4. The actuator of claim 3, wherein the particle cores and the coating layers are each metallic materials, and the particle cores have an oxidation potential more negative than that of the coating layers.

5. The actuator of claim 3, wherein the particle cores comprise Mg, Al, Zn, Mn, or a combination including at least one of the foregoing.

6. The actuator of claim 3, wherein the coating layers comprise Al, Zn, Fe, W, Co, Ni, or a combination including at least one of the foregoing.

7. The actuator of claim 3, wherein the particle cores have a diameter of about 5 nm to about 300 nm.

8. The actuator of claim 3, wherein the coating layers have a thickness of about 25 nm to about 2500 nm.

9. The actuator of claim 1, wherein the first electrochemical composition comprises a plurality of first powder particles, and the second composition comprises a plurality of second powder particles, the first and second powder particles comprising different electrochemical materials.
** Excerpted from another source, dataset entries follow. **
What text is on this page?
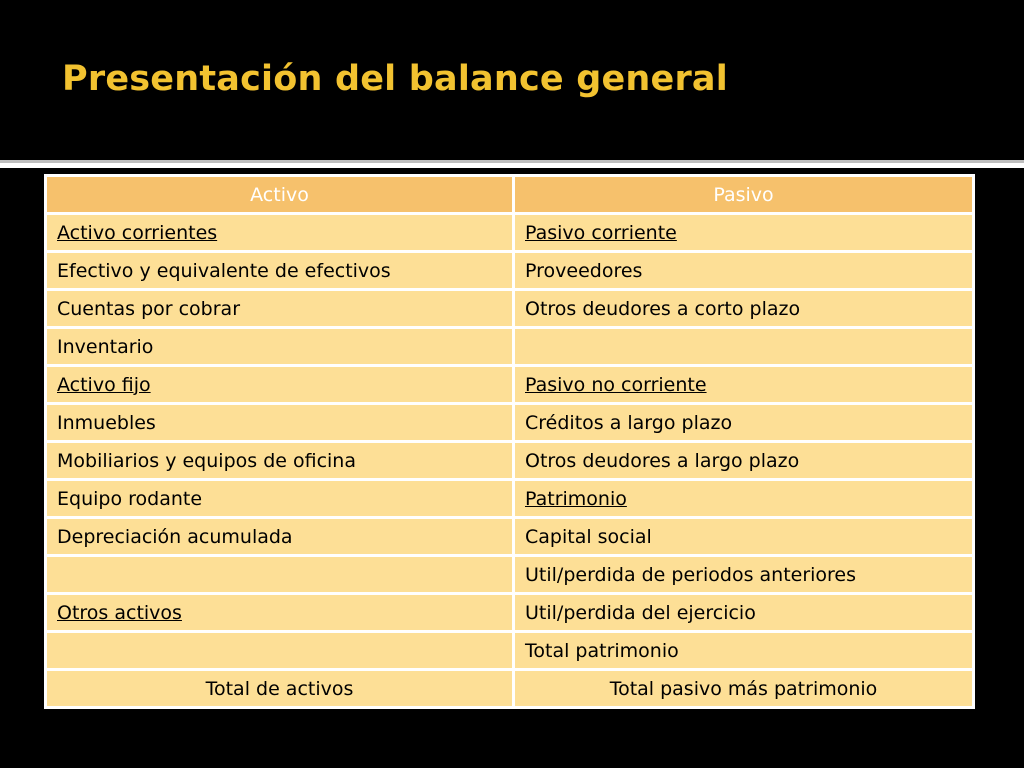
Presentación del balance general
Activo	Pasivo
Activo corrientes	Pasivo corriente
Efectivo y equivalente de efectivos	Proveedores
Cuentas por cobrar	Otros deudores a corto plazo
Inventario	
Activo fijo	Pasivo no corriente
Inmuebles	Créditos a largo plazo
Mobiliarios y equipos de oficina	Otros deudores a largo plazo
Equipo rodante	Patrimonio
Depreciación acumulada	Capital social
	Util/perdida de periodos anteriores
Otros activos	Util/perdida del ejercicio
	Total patrimonio
Total de activos	Total pasivo más patrimonio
10. The actuator of claim 1, further comprising one or more ports into the chamber.

11. The actuator of claim 10, wherein a check valve is disposed each of the one or more ports for maintaining the pressure in the chamber in order to actuate the actuation member.
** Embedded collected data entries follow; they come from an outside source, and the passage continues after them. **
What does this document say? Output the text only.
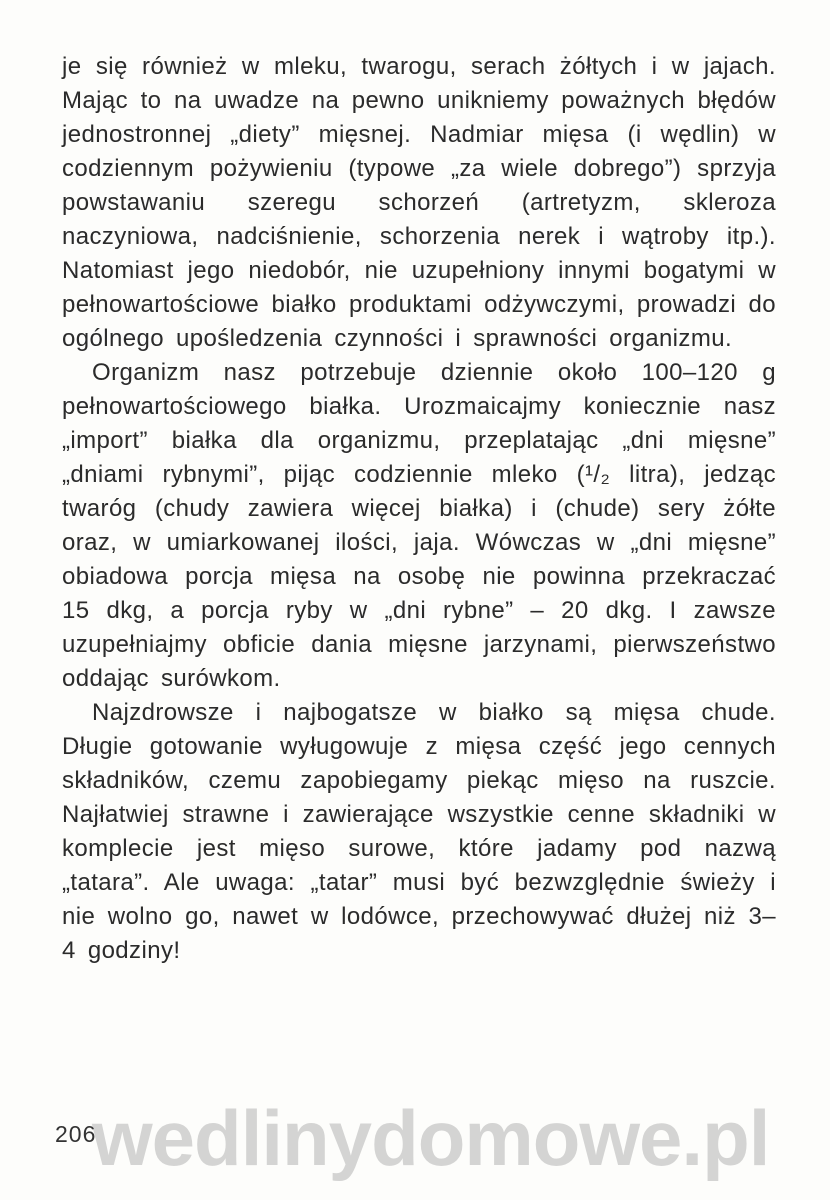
je się również w mleku, twarogu, serach żółtych i w jajach. Mając to na uwadze na pewno unikniemy poważnych błędów jednostronnej „diety” mięsnej. Nadmiar mięsa (i wędlin) w codziennym pożywieniu (typowe „za wiele dobrego”) sprzyja powstawaniu szeregu schorzeń (artretyzm, skleroza naczyniowa, nadciśnienie, schorzenia nerek i wątroby itp.). Natomiast jego niedobór, nie uzupełniony innymi bogatymi w pełnowartościowe białko produktami odżywczymi, prowadzi do ogólnego upośledzenia czynności i sprawności organizmu.

Organizm nasz potrzebuje dziennie około 100–120 g pełnowartościowego białka. Urozmaicajmy koniecznie nasz „import” białka dla organizmu, przeplatając „dni mięsne” „dniami rybnymi”, pijąc codziennie mleko (¹/₂ litra), jedząc twaróg (chudy zawiera więcej białka) i (chude) sery żółte oraz, w umiarkowanej ilości, jaja. Wówczas w „dni mięsne” obiadowa porcja mięsa na osobę nie powinna przekraczać 15 dkg, a porcja ryby w „dni rybne” – 20 dkg. I zawsze uzupełniajmy obficie dania mięsne jarzynami, pierwszeństwo oddając surówkom.

Najzdrowsze i najbogatsze w białko są mięsa chude. Długie gotowanie wyługowuje z mięsa część jego cennych składników, czemu zapobiegamy piekąc mięso na ruszcie. Najłatwiej strawne i zawierające wszystkie cenne składniki w komplecie jest mięso surowe, które jadamy pod nazwą „tatara”. Ale uwaga: „tatar” musi być bezwzględnie świeży i nie wolno go, nawet w lodówce, przechowywać dłużej niż 3–4 godziny!

wedlinydomowe.pl
206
12. The actuator of claim 10, further comprising a mechanism for selectively opening the one or more ports.

13. The actuator of claim 12, wherein the mechanism is a plug that is removable upon exposure to the first fluid.

14. The actuator of claim 13, wherein the plug is a timer or fuse used to control a timing of actuation of the actuator.

15. The actuator of claim 13, wherein the plug comprises a controlled electrolytic metallic material.

16. The actuator of claim 1, wherein the actuation member is a piston.

17. The actuator of claim 1, wherein the first fluid is a downhole fluid.

18. The actuator of claim 1, wherein the first fluid includes brine, acid, or a combination including at least one of the foregoing.

19. The actuator of claim 1, wherein the second fluid is a gas.

20. The actuator of claim 1, wherein the second fluid is hydrogen.

21. A method of controlling an actuator comprising:

exposing a fluid generating media to a first fluid, the media including a first electrochemical component and a second electrochemical component;

reacting the first and second electrochemical components electrochemically together upon exposure to the first fluid for generating a second fluid with the media; and

actuating an actuation member of the actuator with a pressure of the second fluid.

22. The method of claim 21 further comprising setting a volume, a composition, or a combination including at least one of the foregoing of the fluid generating media for controlling an actuation speed, an actuation magnitude, or a combination including at least one of the foregoing of the actuator upon exposure of the fluid generating media to the first fluid.